Tuesday, 10 April 2012

Schools of Thought

A recent BBC Question Time panel was asked what their opinion was on selective schooling and not a single member of the panel came out in favour of it.
This seems to prove that our professional politicians are out of touch with what the mass of ordinary people want, in this respect as in so many.
It was Labour who forced the whole state education system to go comprehensive. This has merely meant that elitism takes different forms. For those children whose parents can afford to move into the cachement area of a successful school, and those whose families can afford private school, a good education is usually available. For those who cannot, the comprehensive offers only a sink-or-swim education in a miscellaneous class where everything has to be "dumbed-down" to the lowest level. Well, nearly the lowest. Labour did everything it could to close down schools for ESN pupils, and incorporate them in the mainstream, insisting that "one size fits all". This was a nightmare for teachers and it was useless for the ESN pupils as well.

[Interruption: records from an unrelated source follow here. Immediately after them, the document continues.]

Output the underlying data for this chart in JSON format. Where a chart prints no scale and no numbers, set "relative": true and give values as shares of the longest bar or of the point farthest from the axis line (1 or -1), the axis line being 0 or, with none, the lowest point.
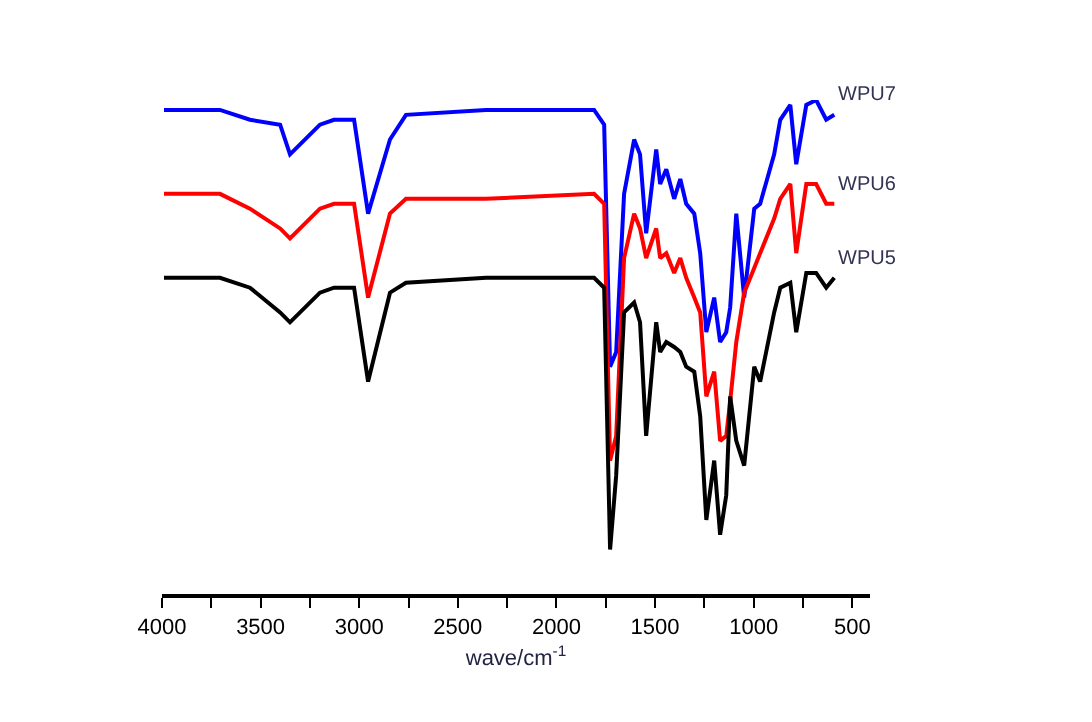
{
  "chart_data": {
    "type": "line",
    "relative": true,
    "xlabel": "wave/cm$^{-1}$",
    "legend": false,
    "xlim": [
      4000,
      410
    ],
    "xticks": [
      4000,
      {
        "value": 3750,
        "label": null
      },
      3500,
      {
        "value": 3250,
        "label": null
      },
      3000,
      {
        "value": 2750,
        "label": null
      },
      2500,
      {
        "value": 2250,
        "label": null
      },
      2000,
      {
        "value": 1750,
        "label": null
      },
      1500,
      {
        "value": 1250,
        "label": null
      },
      1000,
      {
        "value": 750,
        "label": null
      },
      500
    ],
    "x": [
      3990,
      3706,
      3554,
      3401,
      3351,
      3199,
      3128,
      3026,
      2955,
      2844,
      2763,
      2357,
      1809,
      1758,
      1728,
      1697,
      1657,
      1606,
      1576,
      1545,
      1494,
      1474,
      1443,
      1403,
      1372,
      1342,
      1301,
      1271,
      1240,
      1200,
      1170,
      1139,
      1119,
      1088,
      1048,
      997,
      967,
      896,
      865,
      814,
      784,
      733,
      683,
      632,
      591
    ],
    "series": [
      {
        "name": "WPU7",
        "color": "#0000ff",
        "values": [
          0.98,
          0.98,
          0.96,
          0.95,
          0.89,
          0.95,
          0.96,
          0.96,
          0.77,
          0.92,
          0.97,
          0.98,
          0.98,
          0.95,
          0.46,
          0.49,
          0.81,
          0.92,
          0.89,
          0.73,
          0.9,
          0.83,
          0.86,
          0.8,
          0.84,
          0.79,
          0.77,
          0.69,
          0.53,
          0.6,
          0.51,
          0.53,
          0.58,
          0.77,
          0.6,
          0.78,
          0.79,
          0.89,
          0.96,
          0.99,
          0.87,
          0.99,
          1.0,
          0.96,
          0.97
        ]
      },
      {
        "name": "WPU6",
        "color": "#ff0000",
        "values": [
          0.81,
          0.81,
          0.78,
          0.74,
          0.72,
          0.78,
          0.79,
          0.79,
          0.6,
          0.77,
          0.8,
          0.8,
          0.81,
          0.79,
          0.27,
          0.32,
          0.68,
          0.77,
          0.74,
          0.68,
          0.74,
          0.68,
          0.69,
          0.65,
          0.68,
          0.64,
          0.6,
          0.57,
          0.4,
          0.45,
          0.31,
          0.32,
          0.39,
          0.51,
          0.61,
          0.66,
          0.69,
          0.76,
          0.8,
          0.83,
          0.69,
          0.83,
          0.83,
          0.79,
          0.79
        ]
      },
      {
        "name": "WPU5",
        "color": "#000000",
        "values": [
          0.64,
          0.64,
          0.62,
          0.57,
          0.55,
          0.61,
          0.62,
          0.62,
          0.43,
          0.61,
          0.63,
          0.64,
          0.64,
          0.62,
          0.09,
          0.24,
          0.57,
          0.59,
          0.55,
          0.32,
          0.55,
          0.49,
          0.51,
          0.5,
          0.49,
          0.46,
          0.45,
          0.36,
          0.15,
          0.27,
          0.12,
          0.2,
          0.4,
          0.31,
          0.26,
          0.46,
          0.43,
          0.57,
          0.62,
          0.63,
          0.53,
          0.65,
          0.65,
          0.62,
          0.64
        ]
      }
    ]
  }
}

In the post-war period, Britain had a series of Prime Ministers who had been to grammar schools. The last one was John Major. Since then, there has been a noticeable lurch back in direction of rule by public-school educated leaders. The reason is obvious - pupils from comprehensives are far less likely to get into university and develop the sort of skills needed to become an MP. The comprehensive system has actually reduced social mobility. We have had to resort to imposing quotas for state-school pupils admission at universities. There could be no stronger proof of the failure of the comprehensive system - unless it is that the new academies and "free schools" being set up across the country are finding that they are swamped with applications. They are not called "grammar schools" but what does that matter? A selective school, or a streamed school, does not have to follow an old-fashioned curriculum. It does not have to teach Latin or Greek. It would be something if we could at least raise the study of modern languages above the abysmal level to which Estelle Morris and the comprehensive system have let it sink.
The parents who are jostling to get their children into the new academies and free schools should ask why they have no politicians who represent their views. The LibLabCon are unanimous in supporting the comprehensive system (although most of them get round it when it comes to their own children. Tony Blair and Nick Clegg wriggled out by sending their offspring to Catholic schools - slick move!).
If you want to vote for a party that will give back a chance of first-rate education in the state system and social mobility for the bright child of poor parents, vote UKIP.